Les prestations de gestion courante, telles que la préparation, la convocation et la tenue de l’assemblée générale annuelle de la copropriété, la tenue de la comptabilité du syndicat, l’ouverture d’un compte bancaire séparé (désormais obligatoire), l’archivage et l’accès en ligne des documents relatifs à la copropriété seront donc comprises à l’avenir dans le forfait de base.

Une liste «limitative», définit, elle, les «prestations particulières», hors forfait, pour lesquelles un syndic pourra facturer aux copropriétaires des honoraires complémentaires. Il s’agit notamment des prestations relatives à l’organisation et la tenue d’assemblées générales supplémentaires (en plus de l’AG annuelle), et au «dépassement des plages horaires de référence convenues», la gestion de l’entretien courant des parties communes, les frais administratifs et la détention des archives … D’autres prestations, telles que la modification du règlement de copropriété, la gestion administrative et matérielle des sinistres, ou le suivi des litiges et contentieux (hors recouvrement de créances auprès des copropriétaires), pourront aussi être facturés à part par les syndics. Tout ce qui n’apparaîtra pas dans cette liste figurera dans le forfait de base.

Fin de certains tarifs prohibitifs

Les associations de consommateurs se sont réjouies de ce contrat type. «Cette mesure doit permettre de remédier aux principaux abus des syndics», se sont félicités l’UFC-Que-Choisir et l’Arc (Association des responsables de copropriété). «Les prestations particulières jugées abusives, qui pullulent dans les contrats de syndic ne seront plus facturées». Et «les copropriétés vont enfin cesser de se voir imposer des tarifs prohibitifs pour des prestations laissées à la seule discrétion du syndic, comme le nombre de visites ou de réunions du conseil syndical avec présence du syndic, ou le paiement des frais de photocopies», estiment les deux associations de consommateurs, qui ont émis plusieurs bémols. comme l’absence de plafonnement de l’état daté.
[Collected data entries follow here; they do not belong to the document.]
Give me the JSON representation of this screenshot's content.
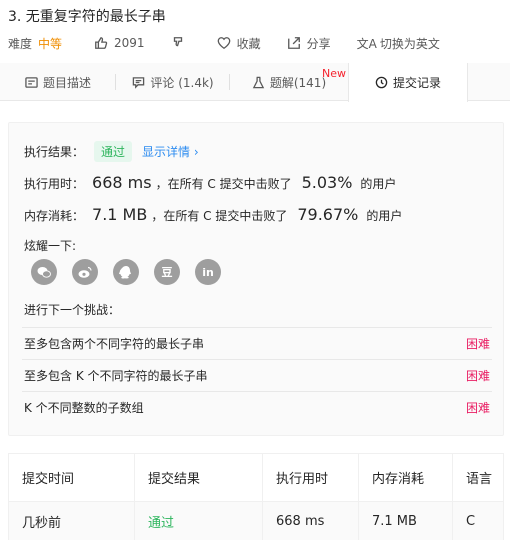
{
  "problem": {
    "title": "3. 无重复字符的最长子串",
    "difficulty_label": "难度",
    "difficulty_value": "中等",
    "likes": "2091",
    "favorite_label": "收藏",
    "share_label": "分享",
    "switch_lang_label": "切换为英文"
  },
  "tabs": [
    {
      "label": "题目描述",
      "icon": "description-icon"
    },
    {
      "label": "评论 (1.4k)",
      "icon": "comment-icon"
    },
    {
      "label": "题解(141)",
      "icon": "flask-icon",
      "badge": "New"
    },
    {
      "label": "提交记录",
      "icon": "clock-icon"
    }
  ],
  "result": {
    "result_label": "执行结果：",
    "status": "通过",
    "detail_link": "显示详情 ›",
    "runtime_label": "执行用时：",
    "runtime_value": "668 ms",
    "runtime_mid": "，在所有 C 提交中击败了",
    "runtime_pct": "5.03%",
    "runtime_tail": "的用户",
    "memory_label": "内存消耗：",
    "memory_value": "7.1 MB",
    "memory_mid": "，在所有 C 提交中击败了",
    "memory_pct": "79.67%",
    "memory_tail": "的用户",
    "share_label": "炫耀一下:",
    "share_icons": [
      "wechat-icon",
      "weibo-icon",
      "qq-icon",
      "douban-icon",
      "linkedin-icon"
    ],
    "douban_text": "豆",
    "linkedin_text": "in",
    "next_label": "进行下一个挑战：",
    "challenges": [
      {
        "title": "至多包含两个不同字符的最长子串",
        "difficulty": "困难"
      },
      {
        "title": "至多包含 K 个不同字符的最长子串",
        "difficulty": "困难"
      },
      {
        "title": "K 个不同整数的子数组",
        "difficulty": "困难"
      }
    ]
  },
  "submissions": {
    "headers": [
      "提交时间",
      "提交结果",
      "执行用时",
      "内存消耗",
      "语言"
    ],
    "rows": [
      {
        "time": "几秒前",
        "result": "通过",
        "runtime": "668 ms",
        "memory": "7.1 MB",
        "language": "C"
      }
    ]
  },
  "colors": {
    "accent_green": "#2db55d",
    "medium_orange": "#ef8d00",
    "hard_pink": "#e91e63",
    "link_blue": "#2d8cf0"
  }
}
Un contrat d’une quinzaine de pages «peu lisible»

Pour la CLCV , l’iniformisation du contenu des contrats de syndic, «facilitera leur mise en concurrence». Mais, elle aurait préféré une formulation plus synthétique, pour favoriser encore la comparaison entre les offres, indique son juriste, David Rodrigues. La CLCV regrette surtout que «le syndic puisse facturer sa présence à l’assemblée générale annuelle, sans le moindre garde-fou», dès lors que celle-ci est convoquée en dehors des heures ouvrables. Les frais de recouvrement facturés aux copropriétaires, en cas de défaut de paiement de leurs charges, n’ont pas non plus été plafonnés, regrette l’association de consommateurs.
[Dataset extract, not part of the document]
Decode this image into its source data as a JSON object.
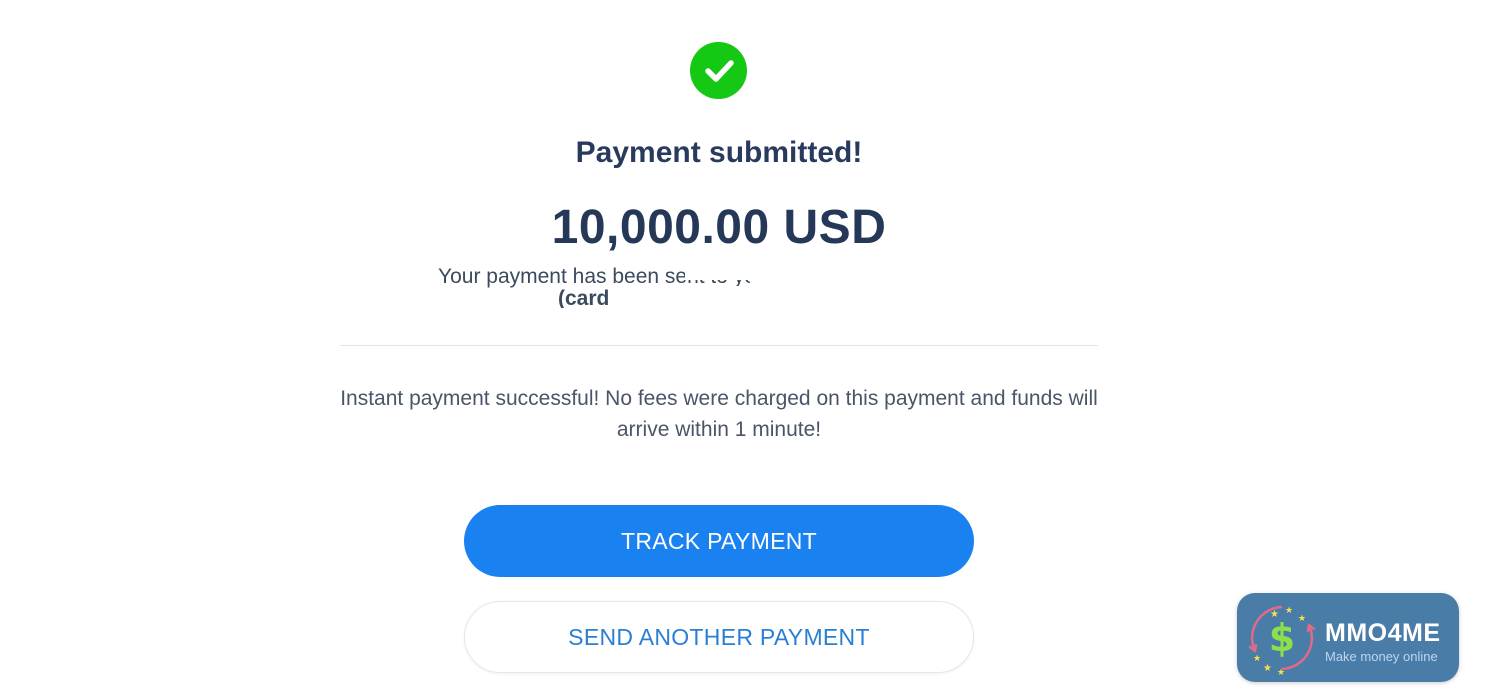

De son côté, la Fnaim «déplore le manque de lisibilité de ce contrat type», qui devrait comprendre une quizaine de pages. «Si ce contrat devait permettre aux consommateurs de comparer plus aisément les propositions des syndics, sa complexité et son manque de lisibilité n’atteignent pas l’objectif de simplification que visait le groupe de travail technique du Conseil national de la gestion et la transaction immobilière (CNTGI)», estime Jean-François Buet, président de la Fnaim. Le CNTGI, composé de professionnels de l’immobilier et de représentants d’associations de consommateurs, avait proposé un projet de contrat type qui n’a pas été retenu.